Rafael Gomes Mantovani (rgmantovani@gmail.com / rafaelmantovani@utfpr.edu.br) Universidade Tecnológica Federal do Paraná (UTFPR) - Apucarana, Brazil.

References

[01] B. Bischl, Michel Lang, Lars Kotthoff, Julia Schiffner, Jakob Richter, Zachary Jones, Giuseppe Casalicchio. mlr: Machine Learning in R, R package version 2.10. URL https://github.com/mlr-org/mlr.

[02] J. Bergstra, Y. Bengio, Random search for hyper-parameter optimization, J. Mach. Learn. Res. 13 (2012) 281–305.

[03] J. Snoek, H. Larochelle, R. P. Adams, Practical bayesian optimization ofmachine learning algorithms, in: F. Pereira, C. Burges, L. Bottou, K. Weinberger (Eds.), Advances in Neural Information Processing Systems 25, Cur-ran Associates, Inc., 2012, pp. 2951–2959.

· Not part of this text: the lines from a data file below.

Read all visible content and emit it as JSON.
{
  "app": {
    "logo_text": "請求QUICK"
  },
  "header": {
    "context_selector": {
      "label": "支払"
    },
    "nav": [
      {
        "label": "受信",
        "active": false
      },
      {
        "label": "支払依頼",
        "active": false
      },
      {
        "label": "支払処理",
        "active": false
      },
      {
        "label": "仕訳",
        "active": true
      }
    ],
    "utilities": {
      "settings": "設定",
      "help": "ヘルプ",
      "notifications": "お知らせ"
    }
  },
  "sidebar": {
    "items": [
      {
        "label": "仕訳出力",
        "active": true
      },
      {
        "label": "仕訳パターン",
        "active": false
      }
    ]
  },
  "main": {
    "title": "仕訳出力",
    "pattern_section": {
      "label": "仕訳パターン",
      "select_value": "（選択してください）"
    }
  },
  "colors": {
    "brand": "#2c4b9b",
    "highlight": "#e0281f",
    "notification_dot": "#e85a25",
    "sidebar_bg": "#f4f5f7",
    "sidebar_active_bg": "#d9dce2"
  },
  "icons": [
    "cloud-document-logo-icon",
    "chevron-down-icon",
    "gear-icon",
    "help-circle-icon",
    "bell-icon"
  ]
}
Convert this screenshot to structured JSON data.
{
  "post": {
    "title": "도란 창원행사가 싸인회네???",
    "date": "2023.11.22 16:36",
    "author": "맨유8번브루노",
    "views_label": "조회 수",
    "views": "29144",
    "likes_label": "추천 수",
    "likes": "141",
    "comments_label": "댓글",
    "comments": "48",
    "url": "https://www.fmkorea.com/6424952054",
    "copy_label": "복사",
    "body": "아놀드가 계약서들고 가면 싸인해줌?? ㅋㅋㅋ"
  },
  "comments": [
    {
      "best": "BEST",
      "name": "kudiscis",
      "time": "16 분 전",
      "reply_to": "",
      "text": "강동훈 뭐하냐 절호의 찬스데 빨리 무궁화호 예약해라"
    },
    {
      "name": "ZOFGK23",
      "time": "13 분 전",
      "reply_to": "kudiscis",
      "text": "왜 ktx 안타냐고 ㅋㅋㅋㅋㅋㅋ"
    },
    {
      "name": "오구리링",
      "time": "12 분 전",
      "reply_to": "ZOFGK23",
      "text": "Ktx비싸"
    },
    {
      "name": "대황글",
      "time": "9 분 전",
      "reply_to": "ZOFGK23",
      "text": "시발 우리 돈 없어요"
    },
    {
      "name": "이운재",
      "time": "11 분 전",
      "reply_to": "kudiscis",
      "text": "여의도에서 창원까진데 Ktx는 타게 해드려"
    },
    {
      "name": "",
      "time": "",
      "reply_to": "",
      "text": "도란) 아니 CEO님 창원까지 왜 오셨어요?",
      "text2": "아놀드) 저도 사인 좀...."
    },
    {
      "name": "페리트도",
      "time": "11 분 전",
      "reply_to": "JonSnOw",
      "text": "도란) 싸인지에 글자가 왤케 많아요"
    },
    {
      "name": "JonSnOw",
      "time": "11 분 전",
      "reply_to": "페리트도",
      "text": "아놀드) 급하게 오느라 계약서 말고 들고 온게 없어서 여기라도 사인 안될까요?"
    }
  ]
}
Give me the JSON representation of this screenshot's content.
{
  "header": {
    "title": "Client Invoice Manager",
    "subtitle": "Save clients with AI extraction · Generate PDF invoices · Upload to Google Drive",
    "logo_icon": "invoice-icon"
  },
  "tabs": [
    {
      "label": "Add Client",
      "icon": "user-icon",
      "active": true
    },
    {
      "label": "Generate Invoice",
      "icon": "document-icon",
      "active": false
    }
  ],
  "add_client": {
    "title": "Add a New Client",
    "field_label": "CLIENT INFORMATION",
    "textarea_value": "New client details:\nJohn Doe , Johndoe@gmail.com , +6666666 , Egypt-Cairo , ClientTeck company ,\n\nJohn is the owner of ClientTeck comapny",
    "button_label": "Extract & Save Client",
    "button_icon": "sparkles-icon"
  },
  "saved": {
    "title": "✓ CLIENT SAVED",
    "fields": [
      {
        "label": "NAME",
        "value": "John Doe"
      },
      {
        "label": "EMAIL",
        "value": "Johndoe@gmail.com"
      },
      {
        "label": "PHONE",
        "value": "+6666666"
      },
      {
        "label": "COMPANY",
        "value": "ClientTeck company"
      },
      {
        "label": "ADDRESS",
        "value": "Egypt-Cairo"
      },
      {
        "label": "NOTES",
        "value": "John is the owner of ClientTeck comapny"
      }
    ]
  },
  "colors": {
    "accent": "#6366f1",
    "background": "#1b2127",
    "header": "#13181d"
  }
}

[04] M. López-Ibáñez, J. Dubois-Lacoste, L. Pérez Cáceres, T. Stützle, and M.Birattari. The irace package: Iterated Racing for Automatic Algorithm Configuration. Operations Research Perspectives, 2016.

[05] J. Kennedy, R. Eberhart, Particle swarm optimization. In: Proceedingsof the IEEE International Conference on Neural Networks, Vol. 4, Perth,Australia, 1995, pp. 1942 – 1948.

[06] D. Goldberg, Genetic Algorithms in Search, Optimization and Machine Learning, Addison Wesley, 1989.

[07] M. Hauschild, M. Pelikan. An introduction and survey of estimation of distribution algorithms, Swarm and Evolutionary Computation (3) (2011)111 – 128.